Zu den Arbeiten von Johannes Hüttemann
 

Wir mögen heute munter darüber spekulieren, ob die "Ideen" der Gegenstände im Himmel der Metaphysik und Religion, oder ob sie im Bewußtsein des Ingenieurs oder Designers beheimatet sind, oder ob sie im Datennetz zirkulieren. Die Individualität der Gegenstände - als symbolische Spiegelung der Individualität der Benutzer- konstituiert sich im Lauf der Zeit durch ihren Gebrauch (Buchexponate), durch Erosion und durch Verformung (Buchständer/Holz-Objekte).
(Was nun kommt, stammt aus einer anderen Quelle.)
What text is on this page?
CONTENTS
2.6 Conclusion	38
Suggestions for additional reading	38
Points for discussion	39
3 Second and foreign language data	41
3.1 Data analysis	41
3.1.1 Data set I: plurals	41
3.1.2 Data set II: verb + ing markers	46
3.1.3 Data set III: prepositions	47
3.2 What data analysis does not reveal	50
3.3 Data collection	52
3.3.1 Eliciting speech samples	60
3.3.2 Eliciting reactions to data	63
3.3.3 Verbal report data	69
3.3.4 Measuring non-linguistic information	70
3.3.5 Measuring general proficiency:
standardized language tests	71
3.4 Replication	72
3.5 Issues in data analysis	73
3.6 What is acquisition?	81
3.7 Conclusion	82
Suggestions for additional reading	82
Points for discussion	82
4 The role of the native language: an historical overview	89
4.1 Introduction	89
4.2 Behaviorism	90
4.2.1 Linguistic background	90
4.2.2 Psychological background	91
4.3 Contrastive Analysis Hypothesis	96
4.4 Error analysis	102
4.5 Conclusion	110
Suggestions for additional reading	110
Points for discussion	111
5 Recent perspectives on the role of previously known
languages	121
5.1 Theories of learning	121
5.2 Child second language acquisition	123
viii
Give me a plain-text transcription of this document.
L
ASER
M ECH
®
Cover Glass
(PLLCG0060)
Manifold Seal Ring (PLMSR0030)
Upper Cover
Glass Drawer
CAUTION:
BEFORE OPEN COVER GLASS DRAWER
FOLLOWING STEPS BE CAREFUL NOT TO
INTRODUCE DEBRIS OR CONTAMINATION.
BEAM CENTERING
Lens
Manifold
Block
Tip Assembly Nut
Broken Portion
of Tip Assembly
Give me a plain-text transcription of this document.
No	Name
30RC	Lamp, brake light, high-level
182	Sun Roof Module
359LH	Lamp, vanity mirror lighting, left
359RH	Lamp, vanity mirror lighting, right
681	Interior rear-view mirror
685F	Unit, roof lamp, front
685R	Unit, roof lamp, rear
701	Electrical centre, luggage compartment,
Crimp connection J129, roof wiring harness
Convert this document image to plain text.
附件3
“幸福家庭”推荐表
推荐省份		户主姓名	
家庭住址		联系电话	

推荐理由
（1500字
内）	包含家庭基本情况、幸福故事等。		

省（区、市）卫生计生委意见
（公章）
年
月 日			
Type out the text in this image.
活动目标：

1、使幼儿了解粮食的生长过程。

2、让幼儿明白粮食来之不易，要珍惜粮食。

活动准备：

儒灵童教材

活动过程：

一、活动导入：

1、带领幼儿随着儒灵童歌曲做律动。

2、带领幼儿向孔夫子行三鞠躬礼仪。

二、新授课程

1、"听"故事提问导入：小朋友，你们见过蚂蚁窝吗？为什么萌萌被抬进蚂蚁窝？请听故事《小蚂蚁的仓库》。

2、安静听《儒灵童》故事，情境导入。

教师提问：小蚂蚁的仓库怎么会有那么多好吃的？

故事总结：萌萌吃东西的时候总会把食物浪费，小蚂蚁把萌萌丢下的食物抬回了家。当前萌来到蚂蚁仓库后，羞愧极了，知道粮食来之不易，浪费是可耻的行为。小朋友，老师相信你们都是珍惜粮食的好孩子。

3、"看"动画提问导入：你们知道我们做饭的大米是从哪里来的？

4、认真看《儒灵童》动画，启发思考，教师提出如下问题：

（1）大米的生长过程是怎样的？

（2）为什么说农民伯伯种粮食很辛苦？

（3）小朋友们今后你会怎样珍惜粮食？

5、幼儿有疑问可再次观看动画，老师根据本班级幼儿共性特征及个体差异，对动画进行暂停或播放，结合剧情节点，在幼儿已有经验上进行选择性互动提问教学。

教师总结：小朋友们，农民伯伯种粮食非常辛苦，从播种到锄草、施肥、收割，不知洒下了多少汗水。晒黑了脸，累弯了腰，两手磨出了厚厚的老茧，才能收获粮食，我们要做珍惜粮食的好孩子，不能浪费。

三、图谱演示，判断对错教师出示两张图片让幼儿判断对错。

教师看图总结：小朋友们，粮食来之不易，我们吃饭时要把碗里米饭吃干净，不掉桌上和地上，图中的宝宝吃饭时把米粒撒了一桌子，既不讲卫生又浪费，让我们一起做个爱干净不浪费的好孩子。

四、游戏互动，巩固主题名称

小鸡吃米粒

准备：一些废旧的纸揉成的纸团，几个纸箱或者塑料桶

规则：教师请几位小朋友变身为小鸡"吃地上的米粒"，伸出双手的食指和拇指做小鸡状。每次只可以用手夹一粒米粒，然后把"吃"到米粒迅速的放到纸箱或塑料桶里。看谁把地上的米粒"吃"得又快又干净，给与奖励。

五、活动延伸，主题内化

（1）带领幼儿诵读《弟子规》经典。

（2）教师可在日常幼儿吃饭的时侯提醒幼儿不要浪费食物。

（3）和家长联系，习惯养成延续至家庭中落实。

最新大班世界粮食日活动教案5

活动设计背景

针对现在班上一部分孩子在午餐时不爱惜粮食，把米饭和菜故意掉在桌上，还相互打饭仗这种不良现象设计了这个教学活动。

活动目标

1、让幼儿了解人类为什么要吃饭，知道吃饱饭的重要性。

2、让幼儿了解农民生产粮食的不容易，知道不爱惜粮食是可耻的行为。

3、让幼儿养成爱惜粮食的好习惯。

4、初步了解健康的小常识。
Der Verschleiß der Gegenstände ist gleichsam die Flucht der Gegenstände aus dem Diktat der normierenden "Idee". Der Verschleiß der Gegenstände ist der Prozeß ihrer Individuation. Die "Ideen" interessieren Hüttemann als Folie, vor der sich - in den Vorgängen des Verschleißes und der Veränderung der Dinge - die Individuation des Menschen spiegelt. Deshalb ist er fasziniert von den Zeitspuren, die ganz einfache Gegenstände aufweisen. Er deutet diese Spuren nicht als Zeichen des Verfalls, sondern sucht sie auf als Zeichen sich entfaltender Individualität. Die Byzantiner produzierten Werke für langfristigen Gebrauch. Eine Ikone konnte Jahrhunderte lang ihren Zweck erfüllen und zeigt die Spuren dieses Zeitraumes. Wir produzieren Objekte zu aktuellem, befristeten Gebrauch. Ein Ausstellungskatalog erfüllt seinen Zweck in wenigen Monaten. Dann verschwindet er unbeachtet in Regalen, bzw. auf dem Ramsch der Museumsläden. Solche Gegenstände zeigen die Spuren ihre kurzen Gebrauchszeit, in der sie unterscheidbar und in diesem Sinne individuell wurden. Hüttemann greift diese Spuren in seinen Werken auf und macht sie so zum Symbol einer Individualität, die den Menschen in einer informationstechnisch umstellten Warenwelt möglich und so wertvoll ist, wie dem Byzantiner die unvergängliche Ideenwelt.